27    There is also evidence to suggest—although plainly, at this interlocutory juncture, it does not prove, and I am neither able nor asked to find—that the GCEM has had the effect that the Golf Club undoubtedly hoped that it would. Ms McMillan deposes to discussions that she has had with members of the Club, which suggest that enthusiasm for the development proposal has waned somewhat since the GCEM was circulated. Some have made comments to her that suggest their acceptance of that which is said to be untrue. Again, there can be little doubt, in my view, that there exists a prima facie case that the circulation of the GCEM has led, or will or might lead, some members into error.

28    That is so notwithstanding the opportunities that Chiodo appears to have been afforded—and of which it may still, even tonight, avail itself—to correct anything that it thinks is worthy of correction. Those opportunities notwithstanding, it remains the case that there are reasons for suspecting that the GCEM contains arguably misleading or deceptive representations that might lead members to reject the special resolution at tonight’s EGM. Importantly, there can be no doubt that correction of those statements at the meeting would not suffice to correct whatever incorrect views might have formed in the minds of members who choose, for whatever reason, not to attend it.

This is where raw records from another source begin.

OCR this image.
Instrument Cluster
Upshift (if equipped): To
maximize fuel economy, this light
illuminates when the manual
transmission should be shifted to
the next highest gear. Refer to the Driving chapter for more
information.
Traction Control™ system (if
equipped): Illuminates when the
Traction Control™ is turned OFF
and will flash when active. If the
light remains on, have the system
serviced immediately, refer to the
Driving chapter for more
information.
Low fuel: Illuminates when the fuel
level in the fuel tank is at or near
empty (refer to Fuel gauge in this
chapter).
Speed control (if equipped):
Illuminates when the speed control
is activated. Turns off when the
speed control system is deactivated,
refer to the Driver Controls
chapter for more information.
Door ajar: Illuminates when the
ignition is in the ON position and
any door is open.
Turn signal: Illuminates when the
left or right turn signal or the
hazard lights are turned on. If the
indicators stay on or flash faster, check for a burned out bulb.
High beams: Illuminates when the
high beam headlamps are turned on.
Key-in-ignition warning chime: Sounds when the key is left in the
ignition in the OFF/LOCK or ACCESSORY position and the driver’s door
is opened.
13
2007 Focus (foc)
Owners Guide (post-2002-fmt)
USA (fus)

29    Chiodo appears to have grounds for believing that the special resolution will not be approved if the EGM proceeds as scheduled. That is, plainly, a matter of some significance. Once the resolution is proposed for the consideration of the membership, the Golf Club’s obligations under the settlement terms that resolved the Supreme Court Proceeding will come to an end. If it fails, any realistic prospect that Chiodo might be involved thereafter in the development of the Golf Club’s land will, it seems, similarly evaporate.

30    That observation leads nicely into consideration of the balance of convenience. The inconvenience to Chiodo if interlocutory relief is declined is obvious: it will (or may) be denied the chance to realise a valuable development opportunity. The value attaching to that chance will plainly defy precise calculation (resting, as it inevitably will, upon the complexities that attend estimations of that kind).

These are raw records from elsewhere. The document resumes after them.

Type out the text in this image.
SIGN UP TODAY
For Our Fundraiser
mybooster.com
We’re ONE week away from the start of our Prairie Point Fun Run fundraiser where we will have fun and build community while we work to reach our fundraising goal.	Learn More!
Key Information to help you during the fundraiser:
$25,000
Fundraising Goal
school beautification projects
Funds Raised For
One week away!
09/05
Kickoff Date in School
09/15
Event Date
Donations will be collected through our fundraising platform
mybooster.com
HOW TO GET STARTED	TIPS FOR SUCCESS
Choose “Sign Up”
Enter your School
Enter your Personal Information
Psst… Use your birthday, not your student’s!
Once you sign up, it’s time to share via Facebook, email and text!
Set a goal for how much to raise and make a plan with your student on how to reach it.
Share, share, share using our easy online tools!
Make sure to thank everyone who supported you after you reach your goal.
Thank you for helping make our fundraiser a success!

31    By contrast, the inconvenience to the Golf Club is minimal if there is any at all. All that is proposed by way of injunctive relief is a postponement of the EGM (or of the consideration of the special resolution that is intended to be its primary subject) for a period of time sufficient for additional information to be provided to the Golf Club’s members. No mandatory relief is sought and none will be granted.

32    I accept, then, that Chiodo has established that it has a prima facie case for the relief that is claimed. It appears to be at least arguable, although in some cases not strongly so. It is unnecessary to venture any precise quantification, as I am satisfied also that the balance of convenience favours interlocutory relief. That being so, it is appropriate to grant the relief that is sought and I shall do so.

33    I should wish it to be known that I do not do so lightly. The Golf Club is entitled lawfully to oppose the approval of the Special Resolution and to take steps to that end. Although there is no suggestion of it at this juncture, the court should be careful to ensure that its processes are not used as a device to buy time in the face of what might well, in the fullness of time, prove to be a successful campaign by the club to oppose what is proposed.

I certify that the preceding thirty-three (33) numbered paragraphs are a true copy of the Reasons for Judgment of the Honourable Justice Snaden.